Clearly, this is going to be a complex Bill. Will the Minister say when the draft Bill will be published? Is it intended that it shall be introduced in the House or in another place? The Minister will be aware that the Trade and Industry Select Committee is about to conduct an inquiry into e-commerce. Will the Government consider the Committee's work effectively as pre-legislative scrutiny work?

Dr. Howells

I congratulate the Committee on the interesting and pioneering work that it has done. The Government hope very much to introduce the Bill just after Easter. I have absolutely no doubt that full account will be taken of the Committee's work.
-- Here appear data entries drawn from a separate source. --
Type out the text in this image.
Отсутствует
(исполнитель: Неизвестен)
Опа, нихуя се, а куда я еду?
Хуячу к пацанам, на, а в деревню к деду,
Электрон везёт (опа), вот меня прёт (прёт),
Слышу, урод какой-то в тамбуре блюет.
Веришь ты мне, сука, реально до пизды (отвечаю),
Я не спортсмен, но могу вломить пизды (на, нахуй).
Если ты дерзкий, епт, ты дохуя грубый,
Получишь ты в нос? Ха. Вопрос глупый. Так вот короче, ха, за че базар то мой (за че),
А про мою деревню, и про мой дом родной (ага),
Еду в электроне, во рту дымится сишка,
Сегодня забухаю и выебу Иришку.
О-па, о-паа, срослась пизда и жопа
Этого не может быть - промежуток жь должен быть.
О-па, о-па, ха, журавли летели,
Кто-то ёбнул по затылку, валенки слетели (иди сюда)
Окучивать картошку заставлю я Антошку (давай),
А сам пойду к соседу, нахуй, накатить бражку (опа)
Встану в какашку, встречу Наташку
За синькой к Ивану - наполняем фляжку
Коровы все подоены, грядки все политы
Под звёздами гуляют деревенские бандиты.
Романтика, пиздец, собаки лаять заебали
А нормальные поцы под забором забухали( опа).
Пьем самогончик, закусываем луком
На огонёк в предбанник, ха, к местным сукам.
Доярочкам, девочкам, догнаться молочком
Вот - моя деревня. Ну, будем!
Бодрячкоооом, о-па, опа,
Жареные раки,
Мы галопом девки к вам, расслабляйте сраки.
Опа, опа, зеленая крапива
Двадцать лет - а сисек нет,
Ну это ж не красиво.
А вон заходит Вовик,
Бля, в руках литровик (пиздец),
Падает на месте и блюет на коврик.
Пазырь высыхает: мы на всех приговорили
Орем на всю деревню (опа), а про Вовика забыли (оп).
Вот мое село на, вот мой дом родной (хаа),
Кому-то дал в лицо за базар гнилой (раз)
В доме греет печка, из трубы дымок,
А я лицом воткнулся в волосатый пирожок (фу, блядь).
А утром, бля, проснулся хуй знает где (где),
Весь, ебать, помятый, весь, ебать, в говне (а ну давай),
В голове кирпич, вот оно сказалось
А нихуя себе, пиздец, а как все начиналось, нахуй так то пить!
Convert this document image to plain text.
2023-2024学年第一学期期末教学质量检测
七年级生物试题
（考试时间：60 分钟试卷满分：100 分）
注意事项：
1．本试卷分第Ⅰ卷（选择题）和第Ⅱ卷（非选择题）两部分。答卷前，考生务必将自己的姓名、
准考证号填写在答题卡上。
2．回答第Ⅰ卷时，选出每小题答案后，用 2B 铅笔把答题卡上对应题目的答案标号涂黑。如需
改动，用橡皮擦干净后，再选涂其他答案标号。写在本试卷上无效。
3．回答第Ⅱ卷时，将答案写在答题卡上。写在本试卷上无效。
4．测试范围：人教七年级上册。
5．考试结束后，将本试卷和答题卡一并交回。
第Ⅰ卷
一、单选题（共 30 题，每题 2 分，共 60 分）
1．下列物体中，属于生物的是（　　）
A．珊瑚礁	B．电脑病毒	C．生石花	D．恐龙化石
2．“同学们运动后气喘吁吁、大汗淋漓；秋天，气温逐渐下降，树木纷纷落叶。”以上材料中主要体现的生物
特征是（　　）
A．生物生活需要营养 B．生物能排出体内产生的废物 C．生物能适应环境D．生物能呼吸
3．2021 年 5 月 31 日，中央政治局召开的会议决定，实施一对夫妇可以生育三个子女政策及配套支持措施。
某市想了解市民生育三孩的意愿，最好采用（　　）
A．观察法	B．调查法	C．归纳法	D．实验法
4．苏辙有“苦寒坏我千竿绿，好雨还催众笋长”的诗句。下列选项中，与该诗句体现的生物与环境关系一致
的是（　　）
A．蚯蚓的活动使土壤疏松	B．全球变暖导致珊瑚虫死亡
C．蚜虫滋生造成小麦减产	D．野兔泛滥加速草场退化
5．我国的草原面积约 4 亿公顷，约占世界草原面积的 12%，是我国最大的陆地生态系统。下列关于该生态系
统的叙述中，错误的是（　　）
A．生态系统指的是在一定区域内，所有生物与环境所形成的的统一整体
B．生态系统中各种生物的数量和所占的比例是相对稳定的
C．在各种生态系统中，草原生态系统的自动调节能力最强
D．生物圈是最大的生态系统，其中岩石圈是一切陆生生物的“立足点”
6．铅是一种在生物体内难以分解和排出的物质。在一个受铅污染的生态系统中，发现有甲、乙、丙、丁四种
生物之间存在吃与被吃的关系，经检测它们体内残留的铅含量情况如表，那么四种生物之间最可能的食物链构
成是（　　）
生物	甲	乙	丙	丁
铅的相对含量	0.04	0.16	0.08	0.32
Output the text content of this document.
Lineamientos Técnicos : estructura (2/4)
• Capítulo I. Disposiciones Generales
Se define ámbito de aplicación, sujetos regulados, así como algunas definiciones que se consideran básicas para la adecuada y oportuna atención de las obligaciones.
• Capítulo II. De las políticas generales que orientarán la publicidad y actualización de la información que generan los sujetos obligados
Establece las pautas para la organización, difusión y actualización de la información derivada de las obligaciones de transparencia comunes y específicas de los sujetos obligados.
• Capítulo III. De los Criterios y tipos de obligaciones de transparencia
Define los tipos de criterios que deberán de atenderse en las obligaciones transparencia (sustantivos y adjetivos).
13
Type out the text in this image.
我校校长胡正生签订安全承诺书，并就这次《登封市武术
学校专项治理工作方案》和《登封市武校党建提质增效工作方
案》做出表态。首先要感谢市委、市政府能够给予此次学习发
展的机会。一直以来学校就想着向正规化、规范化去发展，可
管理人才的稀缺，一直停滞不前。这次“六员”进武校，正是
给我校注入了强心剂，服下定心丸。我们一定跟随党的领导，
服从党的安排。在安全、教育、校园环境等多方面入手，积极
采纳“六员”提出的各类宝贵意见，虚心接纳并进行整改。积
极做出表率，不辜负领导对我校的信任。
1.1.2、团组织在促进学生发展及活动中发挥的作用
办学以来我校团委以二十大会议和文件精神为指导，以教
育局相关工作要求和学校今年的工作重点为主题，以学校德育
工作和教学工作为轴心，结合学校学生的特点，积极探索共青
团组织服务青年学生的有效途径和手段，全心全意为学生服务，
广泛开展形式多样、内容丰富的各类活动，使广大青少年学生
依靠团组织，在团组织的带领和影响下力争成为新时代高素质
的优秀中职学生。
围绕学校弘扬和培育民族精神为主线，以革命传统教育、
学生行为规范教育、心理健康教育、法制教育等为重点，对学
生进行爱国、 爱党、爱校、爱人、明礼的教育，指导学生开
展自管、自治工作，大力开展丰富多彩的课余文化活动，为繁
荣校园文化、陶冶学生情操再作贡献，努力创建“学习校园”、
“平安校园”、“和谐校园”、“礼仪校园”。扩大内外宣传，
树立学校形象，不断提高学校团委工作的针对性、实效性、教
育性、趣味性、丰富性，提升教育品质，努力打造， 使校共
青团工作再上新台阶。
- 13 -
Mr. David Chidgey (Eastleigh)

.: May I also welcome the new Front Benchers to their new positions, and welcome their support for e-commerce? I should like to take the Minister a stage further in his remarks on the regulation of access to e-mail transmission codes. He will be aware of the public's great concern about how access to the codes should be controlled—about the "trusted third party" concept. He will be equally well aware of the great concern about whether organisations such as GCHQ should become a so-called trusted third party. If the House is really concerned about controlling criminal activity on the internet, would it not be much better to press for control of pre-paid mobile telephones, which are used by drug dealers, than to try to foist control by a Government agency on electronic commerce?

Dr. Howells

That is a long and complex question, and I truly hope that it will not be a long and complex answer. I hope also that the hon. Gentleman's question was not a first bid for his party's leadership. Strong encryption is very useful, as it is used to protect the movement of huge amounts of money through cyberspace. We shall be very careful in ensuring that the libertarian and anarchic spirit of the worldwide web is not circumscribed so that growth is prevented. I should not like any Government—ours, the Americans' or any other one—so to circumscribe the internet and e-commerce that growth is prevented. We need growth.